Like China, whose population has declined for the first time in more than 60 years, other countries, especially in Europe and Asia, will see their populations decline over the next few decades.
• Read also: China’s population drops for the first time in more than 60 years
This dispatch is based on the population forecast published last July by the UN, which provides projections up to 2100.
Eight countries with more than 10 million inhabitants have seen their populations decline over the past decade.
Most are European.
In addition to Ukraine, whose population has fallen sharply due to the war with Russia, the other countries in Europe whose population is decreasing – Italy, Portugal, Poland, Romania and Greece – have in common particularly low fertility rates. , between 1.2 and 1.6 children per woman according to the World Bank.
This phenomenon is added, for Poland, Romania and Greece, to a negative migratory ratio: departures abroad are more numerous than arrivals from abroad.
Outside Europe, Japan is also seeing its aging population decline, due to low fertility (1.3 children per woman) and low immigration. Japan lost more than 3 million people between 2011 and 2021.
Finally, in Syria, the population has been strongly affected by the war.
With the exception of Syria, all of these countries will see their populations continue to decline, according to UN projections.
They should be joined by China, whose 2022 decline, the first in 60 years, will turn into a lasting trend. Today, the most populous country in the world, China should be dethroned this year by India.

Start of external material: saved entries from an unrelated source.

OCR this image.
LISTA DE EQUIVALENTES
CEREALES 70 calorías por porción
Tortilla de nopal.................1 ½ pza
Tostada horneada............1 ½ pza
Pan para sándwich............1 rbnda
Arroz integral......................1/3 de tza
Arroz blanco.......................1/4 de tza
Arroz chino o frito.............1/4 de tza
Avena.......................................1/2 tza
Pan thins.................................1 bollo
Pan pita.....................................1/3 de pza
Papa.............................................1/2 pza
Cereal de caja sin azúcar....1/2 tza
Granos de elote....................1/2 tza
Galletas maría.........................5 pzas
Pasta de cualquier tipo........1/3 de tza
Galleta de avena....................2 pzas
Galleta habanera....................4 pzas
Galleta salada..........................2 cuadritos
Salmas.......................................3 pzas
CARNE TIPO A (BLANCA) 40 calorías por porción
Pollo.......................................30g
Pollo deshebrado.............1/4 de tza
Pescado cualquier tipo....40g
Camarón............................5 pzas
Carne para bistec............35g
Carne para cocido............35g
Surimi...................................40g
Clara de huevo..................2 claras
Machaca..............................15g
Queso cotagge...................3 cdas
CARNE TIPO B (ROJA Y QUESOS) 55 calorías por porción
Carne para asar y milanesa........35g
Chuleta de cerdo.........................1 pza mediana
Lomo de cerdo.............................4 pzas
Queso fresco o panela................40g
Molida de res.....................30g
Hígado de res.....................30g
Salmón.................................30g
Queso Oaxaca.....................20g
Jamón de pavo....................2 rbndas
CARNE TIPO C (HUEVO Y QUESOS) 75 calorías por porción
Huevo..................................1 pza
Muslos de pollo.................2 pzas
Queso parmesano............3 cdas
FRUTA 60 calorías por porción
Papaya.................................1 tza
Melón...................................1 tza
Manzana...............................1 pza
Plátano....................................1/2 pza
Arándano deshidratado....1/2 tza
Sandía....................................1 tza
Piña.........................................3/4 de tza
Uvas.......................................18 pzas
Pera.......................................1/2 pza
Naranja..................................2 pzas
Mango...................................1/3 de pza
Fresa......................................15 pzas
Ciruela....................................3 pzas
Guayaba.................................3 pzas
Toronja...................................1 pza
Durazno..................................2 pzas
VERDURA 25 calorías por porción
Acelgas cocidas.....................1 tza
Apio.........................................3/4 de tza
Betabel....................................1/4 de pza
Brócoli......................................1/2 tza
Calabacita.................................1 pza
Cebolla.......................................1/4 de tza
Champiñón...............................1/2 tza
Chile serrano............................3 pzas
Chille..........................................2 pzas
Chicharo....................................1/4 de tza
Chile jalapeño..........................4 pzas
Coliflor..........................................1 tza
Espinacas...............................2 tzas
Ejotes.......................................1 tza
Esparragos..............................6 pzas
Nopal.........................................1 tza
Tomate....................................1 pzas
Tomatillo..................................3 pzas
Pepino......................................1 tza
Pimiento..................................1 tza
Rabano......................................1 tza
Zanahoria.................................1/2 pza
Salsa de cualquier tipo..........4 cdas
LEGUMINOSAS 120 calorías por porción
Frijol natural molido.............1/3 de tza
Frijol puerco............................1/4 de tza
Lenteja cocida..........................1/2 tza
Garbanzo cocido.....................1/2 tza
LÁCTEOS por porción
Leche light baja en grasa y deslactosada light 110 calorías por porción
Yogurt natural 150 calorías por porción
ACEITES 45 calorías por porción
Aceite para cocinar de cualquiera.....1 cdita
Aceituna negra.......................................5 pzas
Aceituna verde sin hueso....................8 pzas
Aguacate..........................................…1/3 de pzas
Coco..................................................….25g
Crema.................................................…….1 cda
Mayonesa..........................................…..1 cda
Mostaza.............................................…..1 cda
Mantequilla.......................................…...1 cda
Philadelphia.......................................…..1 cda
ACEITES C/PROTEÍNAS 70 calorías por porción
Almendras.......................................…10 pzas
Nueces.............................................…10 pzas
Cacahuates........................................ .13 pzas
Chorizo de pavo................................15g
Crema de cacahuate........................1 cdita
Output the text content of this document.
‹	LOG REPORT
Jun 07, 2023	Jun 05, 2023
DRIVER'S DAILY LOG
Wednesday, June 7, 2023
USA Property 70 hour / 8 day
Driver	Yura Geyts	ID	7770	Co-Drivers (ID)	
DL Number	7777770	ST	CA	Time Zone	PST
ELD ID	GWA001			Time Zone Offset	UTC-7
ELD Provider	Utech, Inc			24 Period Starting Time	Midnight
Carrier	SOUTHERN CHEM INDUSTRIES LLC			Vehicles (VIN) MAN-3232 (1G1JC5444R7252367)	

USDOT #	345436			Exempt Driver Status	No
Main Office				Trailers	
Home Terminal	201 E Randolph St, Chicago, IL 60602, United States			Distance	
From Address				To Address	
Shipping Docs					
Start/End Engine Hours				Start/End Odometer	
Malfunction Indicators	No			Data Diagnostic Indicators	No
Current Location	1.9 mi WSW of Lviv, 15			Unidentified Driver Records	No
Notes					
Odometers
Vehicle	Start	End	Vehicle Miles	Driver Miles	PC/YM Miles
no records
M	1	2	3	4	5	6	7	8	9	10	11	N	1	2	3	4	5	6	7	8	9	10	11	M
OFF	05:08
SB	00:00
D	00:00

It should lose almost half of its population by 2100, going from more than 1.4 billion to 771 million inhabitants.
Other countries will join the movement, such as Russia, which had experienced an initial population decline between 1994 and 2008 in the wake of the fall of the USSR, Germany, South Korea or Spain, countries whose population will begin to decline by 2030, or even Thailand, France, North Korea or Sri Lanka by 2050.
Europe’s population as a whole would begin to decline as early as this decade.
Many other countries will see their population decline during the second half of the 21st century.
The populations of Vietnam or Iran, for example, should decrease from the 2050s, those of India, Indonesia, Bangladesh, Turkey or the United Kingdom from the 2060s.
Eventually, it is the world population that should begin to decline, from the 2090s, after having exceeded 10 billion people, according to UN projections.
While the European, American and Asian populations should all have begun to decline by 2100, the African population will continue to increase.
The African continent would increase from 1.4 to 3.9 billion inhabitants by 2100. Some 38% of the world’s population would then live in Africa, compared to around 18% today.